Vivaldi’s CEO has fired a copious amount of flak at Microsoft in a fresh move in the browser wars, accusing the software giant of going “back to its old tricks” with promoting the Edge browser in Windows.

Jon von Tetzchner, chief executive of the rival Vivaldi browser, wrote a lengthy blog post which complains about how it’s “frustrating in 2021 to find Microsoft blatantly engaging in anti-competitive practices once again”.

We have, of course, made plenty of comments in recent times about how Microsoft is walking a thin line in terms of pushing too hard with promotion for Edge within its desktop operating system Windows.

Most recently, that has included pop-ups that attack Chrome specifically (‘that browser is so 2008!’) and pushing ads for other Microsoft services within Edge, as well as making it more difficult to change your default browser away from Edge within Windows 11 (the latter is a course Microsoft is apparently now reversing, fortunately, at least in preview builds for now).

As Tetzchner points out, when he got a new Windows laptop, the first thing he did was to use Edge (which is the default choice of browser, of course) to search for Vivaldi in order to install that, but the OS warned him that ‘there’s no need to download a new web browser’ because, basically, Edge is the best around.

Tetzchner further points out that Microsoft asks for confirmation of a switch away from Edge to a new browser as the default, and even after that, when you next use Edge, it’ll pop-up a panel to try to reclaim the position of default browser.

He further observes: “Microsoft’s moves seem desperate.
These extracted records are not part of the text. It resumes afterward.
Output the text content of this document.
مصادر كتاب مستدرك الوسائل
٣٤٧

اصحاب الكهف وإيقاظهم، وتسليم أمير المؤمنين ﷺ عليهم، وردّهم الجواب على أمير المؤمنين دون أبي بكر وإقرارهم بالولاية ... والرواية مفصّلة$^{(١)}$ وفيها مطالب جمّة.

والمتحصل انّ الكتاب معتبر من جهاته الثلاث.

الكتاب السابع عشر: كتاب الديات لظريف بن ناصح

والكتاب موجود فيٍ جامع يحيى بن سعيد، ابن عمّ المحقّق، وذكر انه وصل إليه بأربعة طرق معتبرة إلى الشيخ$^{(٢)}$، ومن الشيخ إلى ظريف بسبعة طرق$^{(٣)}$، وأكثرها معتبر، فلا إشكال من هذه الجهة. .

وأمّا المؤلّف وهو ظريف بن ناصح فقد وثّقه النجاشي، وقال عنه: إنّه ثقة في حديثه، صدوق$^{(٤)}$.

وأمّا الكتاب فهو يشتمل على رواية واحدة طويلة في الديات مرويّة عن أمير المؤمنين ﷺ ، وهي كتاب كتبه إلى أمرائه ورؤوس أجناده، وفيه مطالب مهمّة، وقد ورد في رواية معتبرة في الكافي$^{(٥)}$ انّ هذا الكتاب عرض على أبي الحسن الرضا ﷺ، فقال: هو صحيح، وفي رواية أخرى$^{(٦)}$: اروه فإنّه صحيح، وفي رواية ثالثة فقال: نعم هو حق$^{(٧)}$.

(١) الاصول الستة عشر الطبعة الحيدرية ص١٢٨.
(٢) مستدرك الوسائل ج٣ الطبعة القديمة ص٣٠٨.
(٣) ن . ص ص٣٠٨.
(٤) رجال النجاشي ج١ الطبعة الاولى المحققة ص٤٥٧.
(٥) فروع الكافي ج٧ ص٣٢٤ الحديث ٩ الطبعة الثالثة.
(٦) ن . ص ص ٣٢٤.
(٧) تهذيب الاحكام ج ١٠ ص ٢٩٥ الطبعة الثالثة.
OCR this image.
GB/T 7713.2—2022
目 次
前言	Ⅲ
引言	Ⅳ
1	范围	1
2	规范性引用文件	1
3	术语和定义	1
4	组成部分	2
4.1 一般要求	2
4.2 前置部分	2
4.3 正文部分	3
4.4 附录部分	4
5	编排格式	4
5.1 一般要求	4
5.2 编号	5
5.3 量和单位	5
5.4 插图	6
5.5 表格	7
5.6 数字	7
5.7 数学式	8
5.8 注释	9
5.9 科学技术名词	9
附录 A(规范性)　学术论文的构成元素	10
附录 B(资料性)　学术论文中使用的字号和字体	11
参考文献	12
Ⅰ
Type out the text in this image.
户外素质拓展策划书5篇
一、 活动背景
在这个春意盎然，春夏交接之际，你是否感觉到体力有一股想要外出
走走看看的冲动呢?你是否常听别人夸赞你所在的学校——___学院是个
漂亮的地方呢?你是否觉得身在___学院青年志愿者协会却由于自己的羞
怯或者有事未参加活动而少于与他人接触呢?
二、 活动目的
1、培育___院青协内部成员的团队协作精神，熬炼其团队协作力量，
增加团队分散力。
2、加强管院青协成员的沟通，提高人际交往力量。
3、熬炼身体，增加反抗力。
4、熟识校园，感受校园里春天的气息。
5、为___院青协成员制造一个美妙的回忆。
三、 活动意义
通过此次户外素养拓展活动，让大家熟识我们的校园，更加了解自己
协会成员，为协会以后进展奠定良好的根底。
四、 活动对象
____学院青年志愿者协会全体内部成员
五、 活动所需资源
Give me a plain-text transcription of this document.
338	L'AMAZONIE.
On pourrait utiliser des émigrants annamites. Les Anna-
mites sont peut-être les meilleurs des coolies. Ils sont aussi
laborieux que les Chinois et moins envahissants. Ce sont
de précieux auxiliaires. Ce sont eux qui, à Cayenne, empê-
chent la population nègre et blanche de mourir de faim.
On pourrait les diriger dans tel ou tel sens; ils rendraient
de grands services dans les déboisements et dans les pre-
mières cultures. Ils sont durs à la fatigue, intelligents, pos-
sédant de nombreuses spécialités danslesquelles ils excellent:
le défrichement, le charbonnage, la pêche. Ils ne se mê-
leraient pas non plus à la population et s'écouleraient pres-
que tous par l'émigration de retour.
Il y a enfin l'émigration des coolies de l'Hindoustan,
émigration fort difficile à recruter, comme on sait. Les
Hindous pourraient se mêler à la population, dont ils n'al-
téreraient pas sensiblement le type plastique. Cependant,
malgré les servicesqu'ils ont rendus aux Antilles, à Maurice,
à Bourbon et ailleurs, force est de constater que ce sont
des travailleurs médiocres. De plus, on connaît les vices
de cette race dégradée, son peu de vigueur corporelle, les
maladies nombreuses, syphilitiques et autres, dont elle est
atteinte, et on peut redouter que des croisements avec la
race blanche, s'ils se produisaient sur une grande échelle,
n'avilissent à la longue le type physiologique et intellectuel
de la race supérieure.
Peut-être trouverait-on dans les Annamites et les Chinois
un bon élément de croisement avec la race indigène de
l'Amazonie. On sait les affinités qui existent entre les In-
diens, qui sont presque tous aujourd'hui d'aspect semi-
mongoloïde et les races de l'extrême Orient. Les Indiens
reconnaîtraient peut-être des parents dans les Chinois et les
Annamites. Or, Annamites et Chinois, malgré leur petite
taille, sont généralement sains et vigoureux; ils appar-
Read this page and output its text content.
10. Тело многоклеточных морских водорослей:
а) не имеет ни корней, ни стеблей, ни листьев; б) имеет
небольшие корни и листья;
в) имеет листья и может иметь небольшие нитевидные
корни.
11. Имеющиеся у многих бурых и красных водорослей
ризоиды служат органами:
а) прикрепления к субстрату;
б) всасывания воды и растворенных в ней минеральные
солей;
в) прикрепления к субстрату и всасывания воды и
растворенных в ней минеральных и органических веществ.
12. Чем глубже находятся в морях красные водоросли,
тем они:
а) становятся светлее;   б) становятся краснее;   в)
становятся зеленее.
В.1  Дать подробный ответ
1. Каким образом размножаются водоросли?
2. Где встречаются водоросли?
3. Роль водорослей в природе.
And familiar. It is clear they don’t want you to use other browsers. They even offer to pay you to use the browser via their Microsoft Rewards program.

“This is not the behavior of a confident company developing a superior browser. It’s the behavior of a company openly abusing its powerful position to push people to use its inferior product, simply because it can.”

He urges folks to ask for Microsoft to be investigated for these “obvious anti-competitive practices”.


Analysis: Overzealous pushing of Edge is arguably unnecessary anyway

We’ll leave any arguments of Edge being an ‘inferior product’ aside, because we don’t agree on that score. It’s actually a pretty good browser in many ways, and that kind of makes Microsoft’s actions and pushing it in an overzealous manner all the more mystifying (and frustrating). Edge should really sell itself, given time, so hey Microsoft, why not do just that: play the waiting game, keeping improving the browser, and watch the adoption level tick up as time rolls on.

We do agree that Microsoft needs to steer clear of all this Edge promotion within Windows 10 and 11, as if anything, it’s likely to backfire and push people away from the browser, anyway. And certainly any underhandedness when it comes to trying to change default browsers must absolutely be stopped.

The path of popups and countermeasures trying to stop you switching away from Edge as the default browser will be nothing new to experienced Windows users, of course. But these kind of dialog boxes could confuse the less tech-savvy, and even cause them to switch back to Edge by accident, potentially, which really isn’t on.

Windows – or any operating system – should be built around user-friendliness, and that friendliness extends to allowing the user their choice of browser without any catches or ‘reminders’ that they could get confused about or stumble over.